I also like how carefully Igarashi has been to make clear the time period in which the game takes place, and exactly who the characters are in relation to the universe we know so far — from the box to the instructions to the game itself, there’s no mystery at all. It’s stated right out that fifty years have passed since Simon’s Quest and that Juste is Simon Belmont’s grandson. It says what he’s doing, what the relation of this task is to the previous game (chronologically speaking), and how uncommonly gifted he is even for a Belmont. And in the (commendably well-made) instructions, it quickly mentions that his magical abilities come from the Fernandez (Belnades) family.

I’m only about two hours in, but — as you’ve likely gathered — my impression is good so far. The game feels — again — more like a true Castlevania game than any I’ve played in a while. And there are elements I’ve seen from a bunch of other Castlevanias, here. The refereces are particularly heavy to the first two Gameboy games, to the NES trilogy, to the Dracula X series (which makes sense, seeing as how HoD can sort of be considered the third game in that subseries), to Bloodlines, even to CotM and Super Castlevania IV. And heck, the N64 games are even referenced slightly (what with the Fernandez name).

I think a few more things probably could have been done with the game, but in general I’m impressed up to this point. And I’m more confident than ever that Igarashi is the guy who should be heading this series; no one else at Konami seems to really get it the way he does.
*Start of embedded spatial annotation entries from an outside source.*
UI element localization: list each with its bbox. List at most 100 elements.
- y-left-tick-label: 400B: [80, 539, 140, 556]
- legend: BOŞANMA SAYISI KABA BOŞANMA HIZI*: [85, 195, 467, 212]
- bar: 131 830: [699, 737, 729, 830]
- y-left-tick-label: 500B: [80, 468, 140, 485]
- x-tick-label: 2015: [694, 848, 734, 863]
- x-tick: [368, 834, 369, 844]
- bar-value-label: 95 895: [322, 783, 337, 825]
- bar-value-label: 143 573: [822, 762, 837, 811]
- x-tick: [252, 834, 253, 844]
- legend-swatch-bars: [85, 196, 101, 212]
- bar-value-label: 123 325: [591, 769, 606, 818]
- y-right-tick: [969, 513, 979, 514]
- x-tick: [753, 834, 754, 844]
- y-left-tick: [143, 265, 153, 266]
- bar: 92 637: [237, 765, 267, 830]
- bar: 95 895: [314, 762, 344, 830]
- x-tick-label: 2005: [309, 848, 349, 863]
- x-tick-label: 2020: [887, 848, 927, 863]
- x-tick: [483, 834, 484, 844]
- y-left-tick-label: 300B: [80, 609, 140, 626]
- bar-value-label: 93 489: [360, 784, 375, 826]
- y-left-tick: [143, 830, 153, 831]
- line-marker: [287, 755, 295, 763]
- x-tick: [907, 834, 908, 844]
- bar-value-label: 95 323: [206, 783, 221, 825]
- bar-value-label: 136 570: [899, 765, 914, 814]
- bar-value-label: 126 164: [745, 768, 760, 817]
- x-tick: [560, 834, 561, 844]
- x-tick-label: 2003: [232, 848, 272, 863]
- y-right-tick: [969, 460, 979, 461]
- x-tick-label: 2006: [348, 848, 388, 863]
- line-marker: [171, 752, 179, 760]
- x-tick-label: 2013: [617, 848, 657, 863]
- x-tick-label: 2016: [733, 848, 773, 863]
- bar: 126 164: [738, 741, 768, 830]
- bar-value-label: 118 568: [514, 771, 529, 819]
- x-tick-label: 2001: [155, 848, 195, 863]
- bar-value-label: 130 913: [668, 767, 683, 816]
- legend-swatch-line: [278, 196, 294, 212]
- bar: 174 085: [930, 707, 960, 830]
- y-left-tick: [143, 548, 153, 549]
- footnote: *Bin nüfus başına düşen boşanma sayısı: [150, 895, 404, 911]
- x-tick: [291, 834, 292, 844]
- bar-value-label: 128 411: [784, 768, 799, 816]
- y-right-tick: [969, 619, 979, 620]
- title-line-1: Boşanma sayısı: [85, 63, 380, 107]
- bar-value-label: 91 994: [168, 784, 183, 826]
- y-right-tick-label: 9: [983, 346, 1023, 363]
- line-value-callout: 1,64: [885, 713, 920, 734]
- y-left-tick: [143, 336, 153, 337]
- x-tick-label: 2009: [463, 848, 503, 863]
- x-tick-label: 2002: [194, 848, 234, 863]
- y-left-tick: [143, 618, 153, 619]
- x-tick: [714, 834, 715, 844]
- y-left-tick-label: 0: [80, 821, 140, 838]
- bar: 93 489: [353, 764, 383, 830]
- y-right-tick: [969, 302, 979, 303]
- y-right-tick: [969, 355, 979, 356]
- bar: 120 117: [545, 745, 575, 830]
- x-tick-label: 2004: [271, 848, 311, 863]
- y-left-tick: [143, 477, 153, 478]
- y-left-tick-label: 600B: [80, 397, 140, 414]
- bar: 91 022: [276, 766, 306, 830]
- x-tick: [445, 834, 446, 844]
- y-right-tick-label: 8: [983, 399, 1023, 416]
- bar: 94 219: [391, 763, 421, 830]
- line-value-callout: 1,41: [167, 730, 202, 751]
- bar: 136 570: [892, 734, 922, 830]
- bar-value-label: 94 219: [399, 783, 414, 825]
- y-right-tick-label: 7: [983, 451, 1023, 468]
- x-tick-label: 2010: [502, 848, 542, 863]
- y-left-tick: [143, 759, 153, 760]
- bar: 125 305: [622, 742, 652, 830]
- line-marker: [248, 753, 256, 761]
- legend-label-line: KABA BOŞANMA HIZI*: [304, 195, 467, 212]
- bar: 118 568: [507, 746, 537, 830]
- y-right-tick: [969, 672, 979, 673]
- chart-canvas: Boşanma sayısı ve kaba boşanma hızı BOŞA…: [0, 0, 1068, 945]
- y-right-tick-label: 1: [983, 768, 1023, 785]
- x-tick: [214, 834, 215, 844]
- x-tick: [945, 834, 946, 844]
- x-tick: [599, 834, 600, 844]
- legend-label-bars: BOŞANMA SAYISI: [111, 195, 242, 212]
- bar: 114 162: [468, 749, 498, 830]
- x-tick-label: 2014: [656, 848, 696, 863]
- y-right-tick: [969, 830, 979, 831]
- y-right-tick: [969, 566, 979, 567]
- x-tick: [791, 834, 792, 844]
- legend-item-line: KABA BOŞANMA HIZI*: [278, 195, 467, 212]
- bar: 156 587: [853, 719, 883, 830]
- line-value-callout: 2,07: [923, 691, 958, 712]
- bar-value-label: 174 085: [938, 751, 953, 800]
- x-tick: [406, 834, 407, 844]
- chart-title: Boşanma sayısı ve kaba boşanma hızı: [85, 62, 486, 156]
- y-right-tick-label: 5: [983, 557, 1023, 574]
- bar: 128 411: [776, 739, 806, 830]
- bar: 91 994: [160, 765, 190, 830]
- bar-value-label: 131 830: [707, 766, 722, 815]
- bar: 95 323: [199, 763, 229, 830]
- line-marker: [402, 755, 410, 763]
And even if the game does have its flaws, it feels real. It’s not hard to tell how much effort went into the game, and how devoted the man is both to the legacy of the series and to its fans. This isn’t something you get a whole lot in any form of art or entertainment, seemingly least of all videogames and film. And it’s exactly what was missing from Circle of the Moon. He’s got my trust for the future.

A short note: Is Ayami Kojima (Igarashi’s chosen artist since Symphony of the Night) of any relation to Hideo? They both work at Konami, after all.